This notebook inspects the NVIDIA graphics capabilities of the system and detemines how much memory is available for models. The other notebooks assume that the system has at least 10 GB of GPU memory (vRAM). If your system has more or less that this amount, you can either choose different sized models (e.g. use flan-t5-large instead of flan-t5-xlarge) or adjust model quantization (e.g. use 8-bit model weights).

You can determine the vRAM requirements of specific models, with or without varying levels quantization, at:
https://huggingface.co/docs/accelerate/main/en/usage_guides/model_size_estimator

In [1]:
import pynvml

pynvml.nvmlInit()

print(f'driver version : {pynvml.nvmlSystemGetDriverVersion()}')

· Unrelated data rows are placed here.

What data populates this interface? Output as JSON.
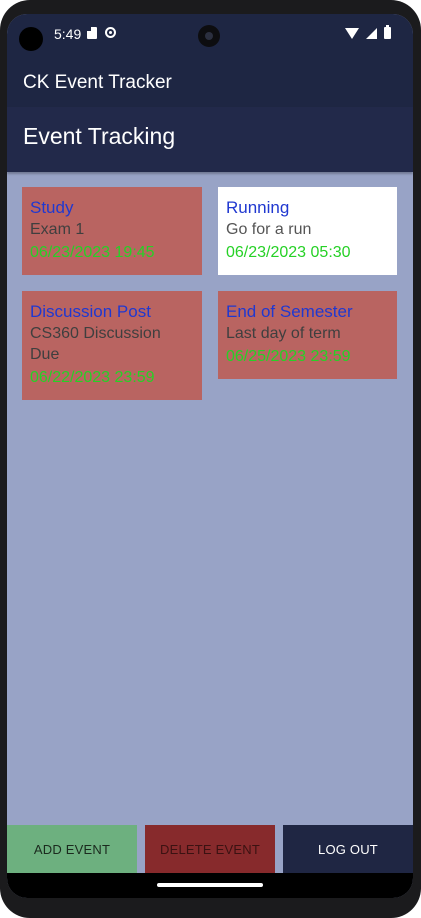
{
  "status_bar": {
    "time": "5:49"
  },
  "app_bar": {
    "title": "CK Event Tracker"
  },
  "sub_header": {
    "title": "Event Tracking"
  },
  "events": [
    {
      "title": "Study",
      "description": "Exam 1",
      "datetime": "06/23/2023 19:45",
      "color": "#b96461"
    },
    {
      "title": "Running",
      "description": "Go for a run",
      "datetime": "06/23/2023 05:30",
      "color": "#ffffff"
    },
    {
      "title": "Discussion Post",
      "description": "CS360 Discussion Due",
      "datetime": "06/22/2023 23:59",
      "color": "#b96461"
    },
    {
      "title": "End of Semester",
      "description": "Last day of term",
      "datetime": "06/25/2023 23:59",
      "color": "#b96461"
    }
  ],
  "buttons": {
    "add": "ADD EVENT",
    "delete": "DELETE EVENT",
    "logout": "LOG OUT"
  }
}
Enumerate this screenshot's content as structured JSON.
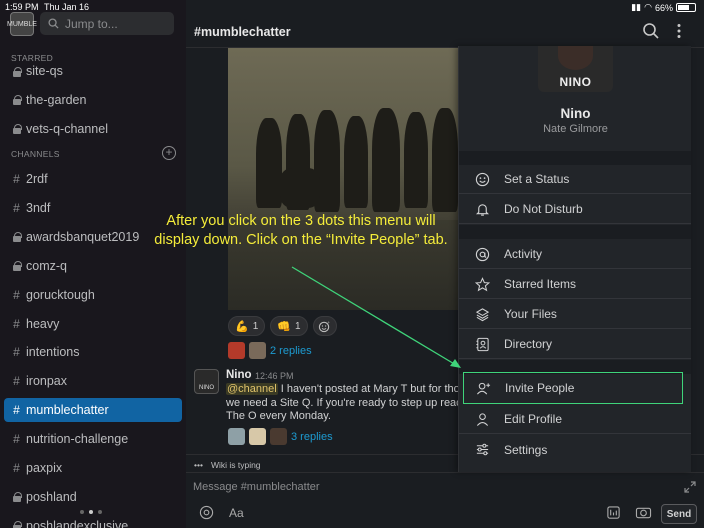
{
  "status_bar": {
    "time": "1:59 PM",
    "date": "Thu Jan 16",
    "battery": "66%"
  },
  "sidebar": {
    "workspace_logo_text": "MUMBLE",
    "jump_placeholder": "Jump to...",
    "starred_label": "STARRED",
    "channels_label": "CHANNELS",
    "starred": [
      {
        "name": "site-qs",
        "private": true
      },
      {
        "name": "the-garden",
        "private": true
      },
      {
        "name": "vets-q-channel",
        "private": true
      }
    ],
    "channels": [
      {
        "name": "2rdf",
        "private": false
      },
      {
        "name": "3ndf",
        "private": false
      },
      {
        "name": "awardsbanquet2019",
        "private": true
      },
      {
        "name": "comz-q",
        "private": true
      },
      {
        "name": "gorucktough",
        "private": false
      },
      {
        "name": "heavy",
        "private": false
      },
      {
        "name": "intentions",
        "private": false
      },
      {
        "name": "ironpax",
        "private": false
      },
      {
        "name": "mumblechatter",
        "private": false,
        "active": true
      },
      {
        "name": "nutrition-challenge",
        "private": false
      },
      {
        "name": "paxpix",
        "private": false
      },
      {
        "name": "poshland",
        "private": true
      },
      {
        "name": "poshlandexclusive",
        "private": true
      }
    ]
  },
  "header": {
    "channel_title": "#mumblechatter"
  },
  "reactions": [
    {
      "emoji": "💪",
      "count": "1"
    },
    {
      "emoji": "👊",
      "count": "1"
    }
  ],
  "thread1": {
    "replies": "2 replies"
  },
  "message": {
    "author": "Nino",
    "time": "12:46 PM",
    "mention": "@channel",
    "line1": " I haven't posted at Mary T but for those",
    "line2": "we need a Site Q. If you're ready to step up reach",
    "line3": "The O every Monday.",
    "overflow_char": "l",
    "avatar_text": "NINO"
  },
  "thread2": {
    "replies": "3 replies"
  },
  "typing": {
    "dots": "•••",
    "text": "Wiki is typing"
  },
  "composer": {
    "placeholder": "Message #mumblechatter",
    "format_label": "Aa",
    "send_label": "Send"
  },
  "annotation": {
    "line1": "After you click on the 3 dots this menu will",
    "line2": "display down. Click on the “Invite People” tab."
  },
  "menu": {
    "display_name": "Nino",
    "real_name": "Nate Gilmore",
    "avatar_text": "NINO",
    "items": {
      "set_status": "Set a Status",
      "dnd": "Do Not Disturb",
      "activity": "Activity",
      "starred": "Starred Items",
      "files": "Your Files",
      "directory": "Directory",
      "invite": "Invite People",
      "edit_profile": "Edit Profile",
      "settings": "Settings"
    }
  },
  "colors": {
    "active_channel": "#1164a3",
    "highlight": "#3fd47a",
    "annotation": "#f4ec3a",
    "link": "#1d9bd1"
  }
}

devices = pynvml.nvmlDeviceGetCount()
print(f'device count : {devices}')
      
for i in range(devices):
    handle = pynvml.nvmlDeviceGetHandleByIndex(i)
    print(f'device {i} : {pynvml.nvmlDeviceGetName(handle)}')

driver version : 535.154.05
device count : 1
device 0 : NVIDIA GeForce RTX 3080


In [2]:
handle = pynvml.nvmlDeviceGetHandleByIndex(0)
info = pynvml.nvmlDeviceGetMemoryInfo(handle)

print(f'total : {info.total // 1024 ** 2} MB')
print(f'free  : {info.free // 1024 ** 2} MB')
print(f'used  : {info.used // 1024 ** 2} MB')

total : 10240 MB
free  : 9624 MB
used  : 615 MB


In [3]:
import torch

torch.cuda.empty_cache()

In [4]:
import gc

gc.collect()

0